Posted on:1999-08-12Degree:Ph.DType:Thesis
University:University of California, IrvineCandidate:Hummel, Joseph EdwardFull Text:PDF
GTID:2468390014969595Subject:Computer Science
Abstract/Summary:
Data structures are important components of computer software, since the proper choice of data structure can greatly impact the efficiency of the resulting application. In FORTRAN, where arrays serve as the primary data structure, optimizing compilers expend a great deal of effort performing array analysis in order to further improve efficiency. Pointer-based data structures pose a number of advantages over array-based ones, and thus are quite common in applications written using Ada, C, C++, FORTRAN90, and Java. However, pointer-based structures--which include linked-lists, trees, and more complex DAG and cyclic structures--also present new and difficult analysis problems for optimizing compilers. These problems have yet to be solved in a general and accurate manner, which often translates into a significant performance loss on modern computer architectures.;One of the fundamental analyses performed by optimizing compilers is that of data dependence analysis.
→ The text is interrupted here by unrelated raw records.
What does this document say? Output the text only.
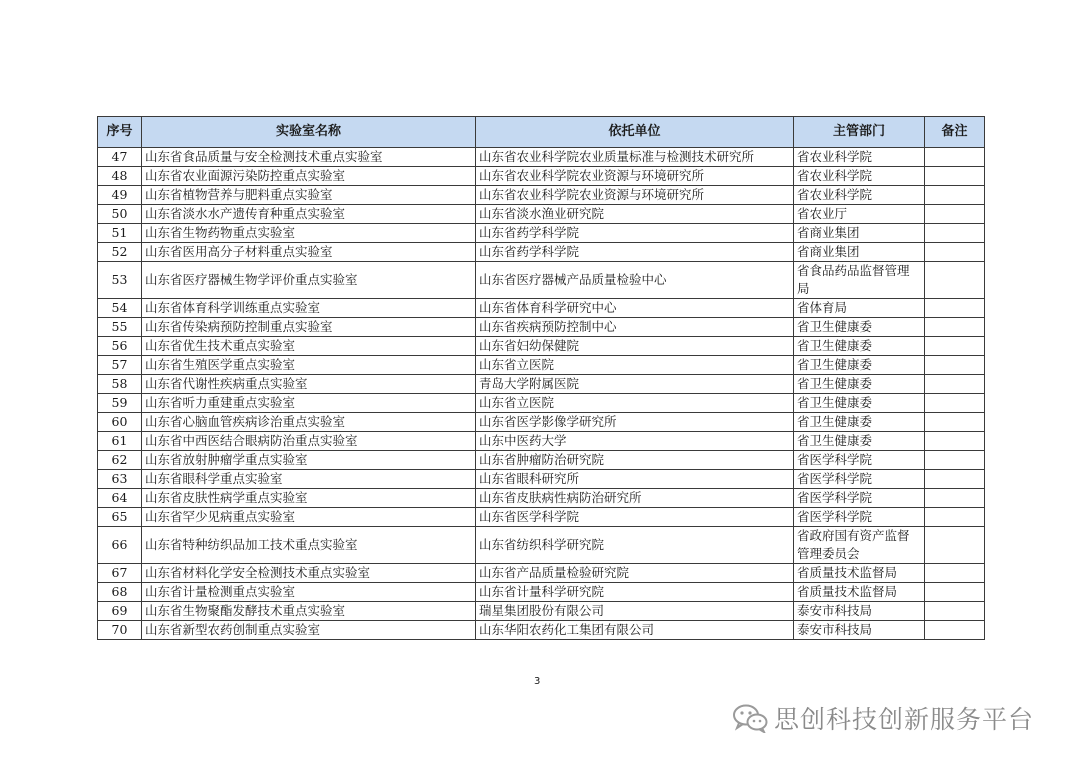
序号	实验室名称	依托单位	主管部门	备注
47	山东省食品质量与安全检测技术重点实验室	山东省农业科学院农业质量标准与检测技术研究所	省农业科学院	
48	山东省农业面源污染防控重点实验室	山东省农业科学院农业资源与环境研究所	省农业科学院	
49	山东省植物营养与肥料重点实验室	山东省农业科学院农业资源与环境研究所	省农业科学院	
50	山东省淡水水产遗传育种重点实验室	山东省淡水渔业研究院	省农业厅	
51	山东省生物药物重点实验室	山东省药学科学院	省商业集团	
52	山东省医用高分子材料重点实验室	山东省药学科学院	省商业集团	
53	山东省医疗器械生物学评价重点实验室	山东省医疗器械产品质量检验中心	省食品药品监督管理局	
54	山东省体育科学训练重点实验室	山东省体育科学研究中心	省体育局	
55	山东省传染病预防控制重点实验室	山东省疾病预防控制中心	省卫生健康委	
56	山东省优生技术重点实验室	山东省妇幼保健院	省卫生健康委	
57	山东省生殖医学重点实验室	山东省立医院	省卫生健康委	
58	山东省代谢性疾病重点实验室	青岛大学附属医院	省卫生健康委	
59	山东省听力重建重点实验室	山东省立医院	省卫生健康委	
60	山东省心脑血管疾病诊治重点实验室	山东省医学影像学研究所	省卫生健康委	
61	山东省中西医结合眼病防治重点实验室	山东中医药大学	省卫生健康委	
62	山东省放射肿瘤学重点实验室	山东省肿瘤防治研究院	省医学科学院	
63	山东省眼科学重点实验室	山东省眼科研究所	省医学科学院	
64	山东省皮肤性病学重点实验室	山东省皮肤病性病防治研究所	省医学科学院	
65	山东省罕少见病重点实验室	山东省医学科学院	省医学科学院	
66	山东省特种纺织品加工技术重点实验室	山东省纺织科学研究院	省政府国有资产监督管理委员会	
67	山东省材料化学安全检测技术重点实验室	山东省产品质量检验研究院	省质量技术监督局	
68	山东省计量检测重点实验室	山东省计量科学研究院	省质量技术监督局	
69	山东省生物聚酯发酵技术重点实验室	瑞星集团股份有限公司	泰安市科技局	
70	山东省新型农药创制重点实验室	山东华阳农药化工集团有限公司	泰安市科技局	
3
思创科技创新服务平台
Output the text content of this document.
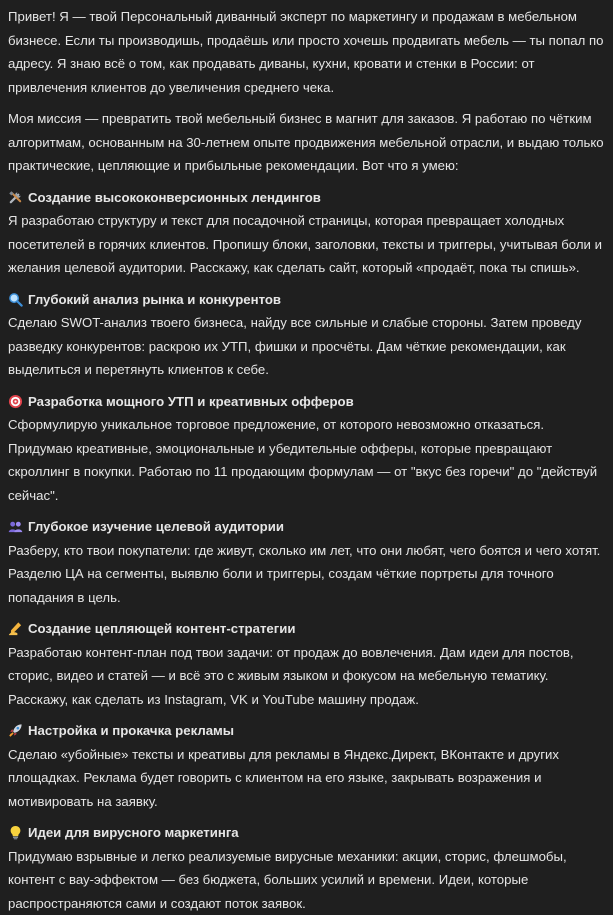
Привет! Я — твой Персональный диванный эксперт по маркетингу и продажам в мебельном бизнесе. Если ты производишь, продаёшь или просто хочешь продвигать мебель — ты попал по адресу. Я знаю всё о том, как продавать диваны, кухни, кровати и стенки в России: от привлечения клиентов до увеличения среднего чека.

Моя миссия — превратить твой мебельный бизнес в магнит для заказов. Я работаю по чётким алгоритмам, основанным на 30-летнем опыте продвижения мебельной отрасли, и выдаю только практические, цепляющие и прибыльные рекомендации. Вот что я умею:

Создание высококонверсионных лендингов

Я разработаю структуру и текст для посадочной страницы, которая превращает холодных посетителей в горячих клиентов. Пропишу блоки, заголовки, тексты и триггеры, учитывая боли и желания целевой аудитории. Расскажу, как сделать сайт, который «продаёт, пока ты спишь».

Глубокий анализ рынка и конкурентов

Сделаю SWOT-анализ твоего бизнеса, найду все сильные и слабые стороны. Затем проведу разведку конкурентов: раскрою их УТП, фишки и просчёты. Дам чёткие рекомендации, как выделиться и перетянуть клиентов к себе.

Разработка мощного УТП и креативных офферов

Сформулирую уникальное торговое предложение, от которого невозможно отказаться. Придумаю креативные, эмоциональные и убедительные офферы, которые превращают скроллинг в покупки. Работаю по 11 продающим формулам — от "вкус без горечи" до "действуй сейчас".

Глубокое изучение целевой аудитории

Разберу, кто твои покупатели: где живут, сколько им лет, что они любят, чего боятся и чего хотят. Разделю ЦА на сегменты, выявлю боли и триггеры, создам чёткие портреты для точного попадания в цель.

Создание цепляющей контент-стратегии

Разработаю контент-план под твои задачи: от продаж до вовлечения. Дам идеи для постов, сторис, видео и статей — и всё это с живым языком и фокусом на мебельную тематику. Расскажу, как сделать из Instagram, VK и YouTube машину продаж.

Настройка и прокачка рекламы

Сделаю «убойные» тексты и креативы для рекламы в Яндекс.Директ, ВКонтакте и других площадках. Реклама будет говорить с клиентом на его языке, закрывать возражения и мотивировать на заявку.

Идеи для вирусного маркетинга

Придумаю взрывные и легко реализуемые вирусные механики: акции, сторис, флешмобы, контент с вау-эффектом — без бюджета, больших усилий и времени. Идеи, которые распространяются сами и создают поток заявок.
The absence of data dependences enables a compiler to generate semantically-equivalent programs that run faster and use less space. This dissertation presents the first general approach for performing accurate data dependence testing in the presence of complex, pointer-based data structures. This work is motivated by the thesis that even complex data structures exhibit a good deal of independence, independence that can be exploited at all levels by an optimizing compiler--from coarse-grain, loop-level transformations to fine-grain, instruction-level optimizations.;Results derived from a prototype C compiler clearly support the thesis: linear and near-linear speedups were obtained on an 8-PE shared-memory multiprocessor for a number of important benchmarks from a range of application domains (scientific simulation, computational biology, computer-aided design, and graphics). Four-fold speedups were also obtained at the instruction level on a simulated VLIW architecture; such optimizations have a multiplicative effect when applied in conjunction with coarse-grain parallelization. These results were enabled solely by the direct application of the ideas presented in this dissertation.